This is perhaps the most advanced visualization in this series. For a first impression just hit the play button and watch for a while. The speed can be controlled by the slider. For further explanations read below.
This animation shows how dynamic paths in the hyperbolic control space create fluent movements of the linkage.
A linkage (modulo rotation and translation) is associated to each point of the light region of the hyperbolic tiling.
The little arrow indicates a start direction into which the control point is moved along a hyperbolic line.
As soon as the point crosses the boundary of the interior region it re-enters from the corresponding side with which the boundary part is identified. This creates a constant movement in the hyperbolic tiling along a geodesic.
Before you start the animation you can choose the position and direction where to start.
Following the procedure in the article the animation is done in a way such that the total amount of rotation of the linkage edges is zero. Hence, the total angular moment of the linkage remains constantly zero as well. To get this behavior in a constent way, whenever the control point crosses the boundary one has to perform a rotation of the linkage by a multiple of 72°. The multiple is shown in the little circle on the lower part of the animation. Pressing the pause button at any time one can confirm oneself that the rotation is exactly the one indicated. One might think of this rotation as a way to indicate a five fold overlay of the fundamental region. Whenever the boundary is crossed, the sheet shanges.
Linkage vs. Juzu: There is the choice to show a linkage or a juzu for the control point. Sometimes the structure of a movement is easier to grasp in the juzu view.

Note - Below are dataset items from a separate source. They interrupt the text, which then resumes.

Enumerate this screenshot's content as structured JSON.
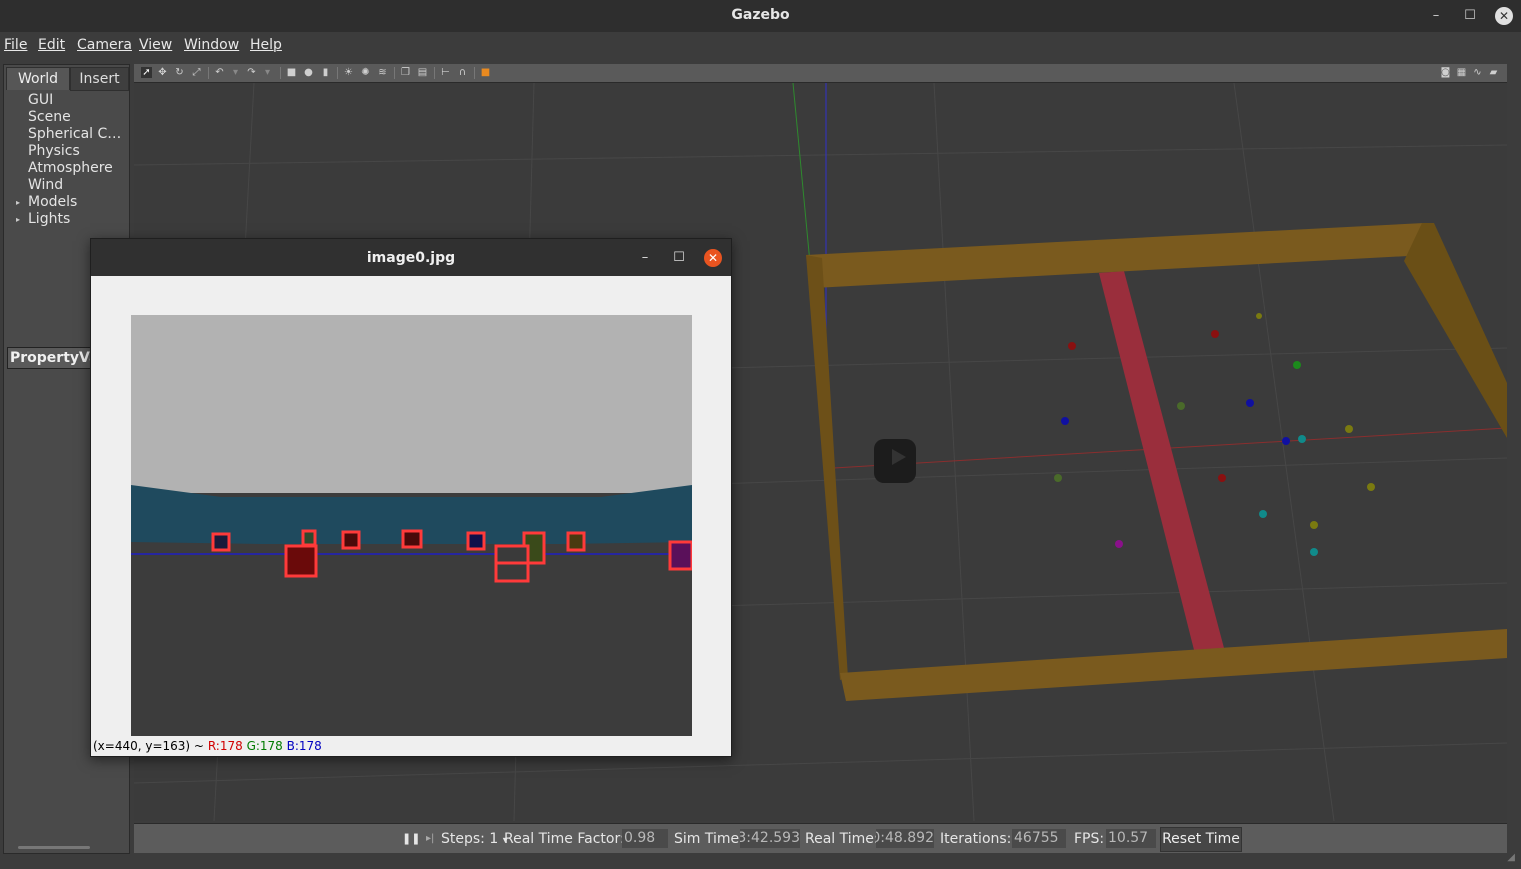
{
  "window": {
    "title": "Gazebo",
    "minimize": "–",
    "maximize": "☐",
    "close": "✕"
  },
  "menu": [
    "File",
    "Edit",
    "Camera",
    "View",
    "Window",
    "Help"
  ],
  "left_panel": {
    "tabs": [
      "World",
      "Insert"
    ],
    "tree": [
      "GUI",
      "Scene",
      "Spherical Co…",
      "Physics",
      "Atmosphere",
      "Wind",
      "Models",
      "Lights"
    ],
    "property_header": "PropertyValu"
  },
  "image_window": {
    "title": "image0.jpg",
    "status_prefix": "(x=440, y=163) ~",
    "r": "R:178",
    "g": "G:178",
    "b": "B:178",
    "minimize": "–",
    "maximize": "☐",
    "close": "✕"
  },
  "bottom_bar": {
    "steps_label": "Steps: 1",
    "rtf_label": "Real Time Factor:",
    "rtf_value": "0.98",
    "sim_label": "Sim Time:",
    "sim_value": "3:42.593",
    "real_label": "Real Time:",
    "real_value": "0:48.892",
    "iter_label": "Iterations:",
    "iter_value": "46755",
    "fps_label": "FPS:",
    "fps_value": "10.57",
    "reset_label": "Reset Time"
  },
  "colors": {
    "arena_wall": "#7a5a1e",
    "stripe": "#a8303e",
    "accent": "#e95420",
    "detection_box": "#ff3a3a"
  }
}
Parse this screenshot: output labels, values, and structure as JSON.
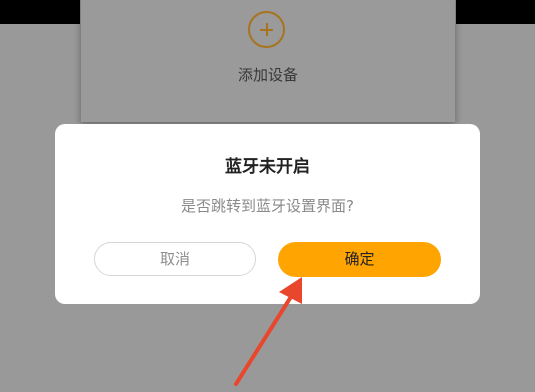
{
  "background": {
    "add_device_label": "添加设备",
    "add_icon": "plus-circle-icon"
  },
  "dialog": {
    "title": "蓝牙未开启",
    "message": "是否跳转到蓝牙设置界面?",
    "cancel_label": "取消",
    "confirm_label": "确定"
  },
  "colors": {
    "overlay": "#999999",
    "accent": "#ffa400",
    "arrow": "#e8472e"
  }
}
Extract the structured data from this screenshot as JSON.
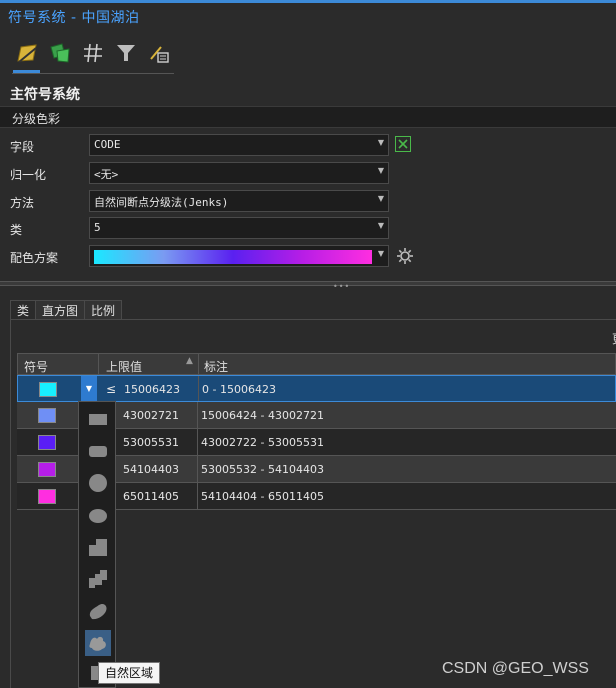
{
  "window": {
    "title": "符号系统 - 中国湖泊"
  },
  "toolbar": {
    "tools": [
      "primary-symbology-icon",
      "vary-symbology-icon",
      "grid-icon",
      "filter-icon",
      "label-settings-icon"
    ]
  },
  "section": {
    "title": "主符号系统"
  },
  "mode": {
    "value": "分级色彩"
  },
  "fields": {
    "field_label": "字段",
    "field_value": "CODE",
    "normalize_label": "归一化",
    "normalize_value": "<无>",
    "method_label": "方法",
    "method_value": "自然间断点分级法(Jenks)",
    "classes_label": "类",
    "classes_value": "5",
    "ramp_label": "配色方案"
  },
  "tabs": [
    {
      "label": "类"
    },
    {
      "label": "直方图"
    },
    {
      "label": "比例"
    }
  ],
  "panel": {
    "cutoff_text": "更"
  },
  "table": {
    "headers": {
      "symbol": "符号",
      "upper": "上限值",
      "label": "标注"
    },
    "rows": [
      {
        "color": "#18f0ff",
        "le": "≤",
        "upper": "15006423",
        "label": "0 - 15006423"
      },
      {
        "color": "#6f8ff5",
        "upper": "43002721",
        "label": "15006424 - 43002721"
      },
      {
        "color": "#5a1ef5",
        "upper": "53005531",
        "label": "43002722 - 53005531"
      },
      {
        "color": "#b51ee8",
        "upper": "54104403",
        "label": "53005532 - 54104403"
      },
      {
        "color": "#ff2ee0",
        "upper": "65011405",
        "label": "54104404 - 65011405"
      }
    ]
  },
  "tooltip": {
    "text": "自然区域"
  },
  "watermark": {
    "text": "CSDN @GEO_WSS"
  }
}
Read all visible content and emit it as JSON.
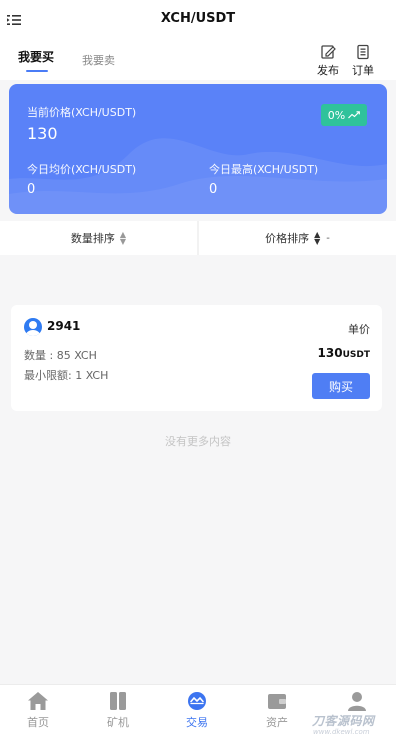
{
  "header": {
    "title": "XCH/USDT",
    "menu_icon": "menu-icon"
  },
  "tabs": {
    "buy": "我要买",
    "sell": "我要卖",
    "active": "buy"
  },
  "actions": {
    "publish": "发布",
    "orders": "订单"
  },
  "price_card": {
    "current_label": "当前价格(XCH/USDT)",
    "current_value": "130",
    "change": "0%",
    "avg_label": "今日均价(XCH/USDT)",
    "avg_value": "0",
    "high_label": "今日最高(XCH/USDT)",
    "high_value": "0",
    "bg_color": "#5a82f8",
    "badge_color": "#2fc29b"
  },
  "sort": {
    "quantity": "数量排序",
    "price": "价格排序",
    "price_extra": "-"
  },
  "listing": {
    "seller": "2941",
    "unit_label": "单价",
    "quantity": "数量 : 85 XCH",
    "min_limit": "最小限额: 1 XCH",
    "price": "130",
    "price_unit": "USDT",
    "buy_label": "购买"
  },
  "no_more": "没有更多内容",
  "bottom_nav": {
    "home": "首页",
    "mining": "矿机",
    "trade": "交易",
    "assets": "资产",
    "active": "trade",
    "active_color": "#3c74f0"
  },
  "watermark": {
    "text": "刀客源码网",
    "sub": "www.dkewl.com"
  }
}
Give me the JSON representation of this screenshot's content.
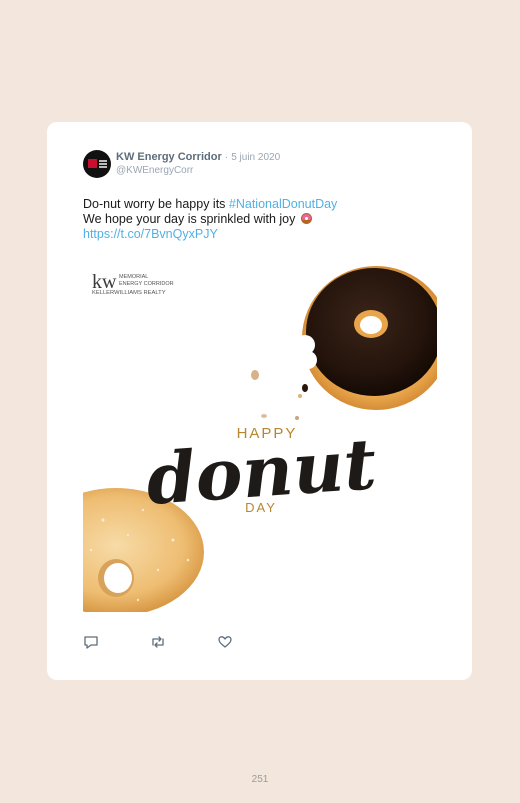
{
  "tweet": {
    "author_name": "KW Energy Corridor",
    "separator": "·",
    "date": "5 juin 2020",
    "handle": "@KWEnergyCorr",
    "text_line1_prefix": "Do-nut worry be happy its ",
    "hashtag": "#NationalDonutDay",
    "text_line2": "We hope your day is sprinkled with joy",
    "emoji": "doughnut-emoji",
    "link": "https://t.co/7BvnQyxPJY"
  },
  "media": {
    "logo_kw": "kw",
    "logo_line1": "MEMORIAL",
    "logo_line2": "ENERGY CORRIDOR",
    "logo_line3": "KELLERWILLIAMS REALTY",
    "happy": "HAPPY",
    "donut": "donut",
    "day": "DAY"
  },
  "actions": {
    "reply_icon": "reply-icon",
    "retweet_icon": "retweet-icon",
    "like_icon": "heart-icon"
  },
  "footer": {
    "page_number": "251"
  },
  "colors": {
    "background": "#f3e7dd",
    "link_blue": "#4fb1e6",
    "gold": "#b8862f"
  }
}
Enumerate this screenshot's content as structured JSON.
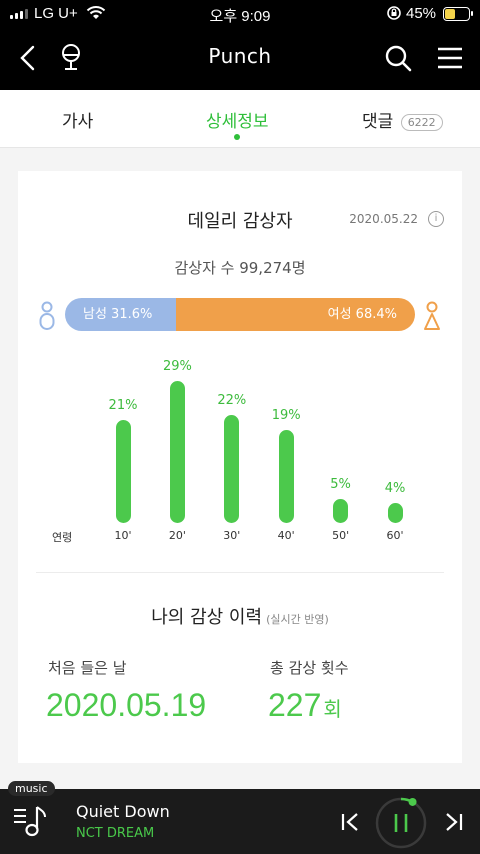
{
  "status": {
    "carrier": "LG U+",
    "time": "오후 9:09",
    "battery_pct": "45%"
  },
  "header": {
    "title": "Punch",
    "back_icon": "chevron-left-icon",
    "mic_icon": "microphone-icon",
    "search_icon": "search-icon",
    "menu_icon": "hamburger-menu-icon"
  },
  "tabs": {
    "lyrics": "가사",
    "details": "상세정보",
    "comments": "댓글",
    "comments_count": "6222",
    "active": "details"
  },
  "daily": {
    "title": "데일리 감상자",
    "date": "2020.05.22",
    "info_icon": "i",
    "listener_text": "감상자 수 99,274명",
    "male_label": "남성 31.6%",
    "female_label": "여성 68.4%",
    "male_ratio": 31.6,
    "female_ratio": 68.4,
    "colors": {
      "male": "#9bb8e6",
      "female": "#f0a04a",
      "bar": "#4cc94c"
    }
  },
  "chart_data": {
    "type": "bar",
    "xlabel": "연령",
    "categories": [
      "10'",
      "20'",
      "30'",
      "40'",
      "50'",
      "60'"
    ],
    "values": [
      21,
      29,
      22,
      19,
      5,
      4
    ],
    "value_labels": [
      "21%",
      "29%",
      "22%",
      "19%",
      "5%",
      "4%"
    ]
  },
  "history": {
    "title": "나의 감상 이력",
    "subtitle": "(실시간 반영)",
    "first_label": "처음 들은 날",
    "first_value": "2020.05.19",
    "count_label": "총 감상 횟수",
    "count_value": "227",
    "count_unit": "회"
  },
  "player": {
    "badge": "music",
    "song": "Quiet Down",
    "artist": "NCT DREAM",
    "progress": 0.08
  }
}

The magnet: There is a magnet button that can be used to investigate very specific geoemtric situations. When the magnet is activated, the two black points to control the start position and direction of the animation will snap to symmetry centers of the tiling. A second effect of the magnet is that the animation will try to numarically stabilize periodic orbits. By that a substantial amount of periodic orbits can be analysed.
Numerically the simulation is very sensitive to slight distortions of the initial data. Starting an animation in magnet mode and then turning off the magnet while the animation is running. Will result roughly in the following behavior: After releasing the magnet the orbit will continue to look periodic for another 3-4 rounds and then the path will quickly deviate from the periodic behavior and create a pretty chaotic pattern.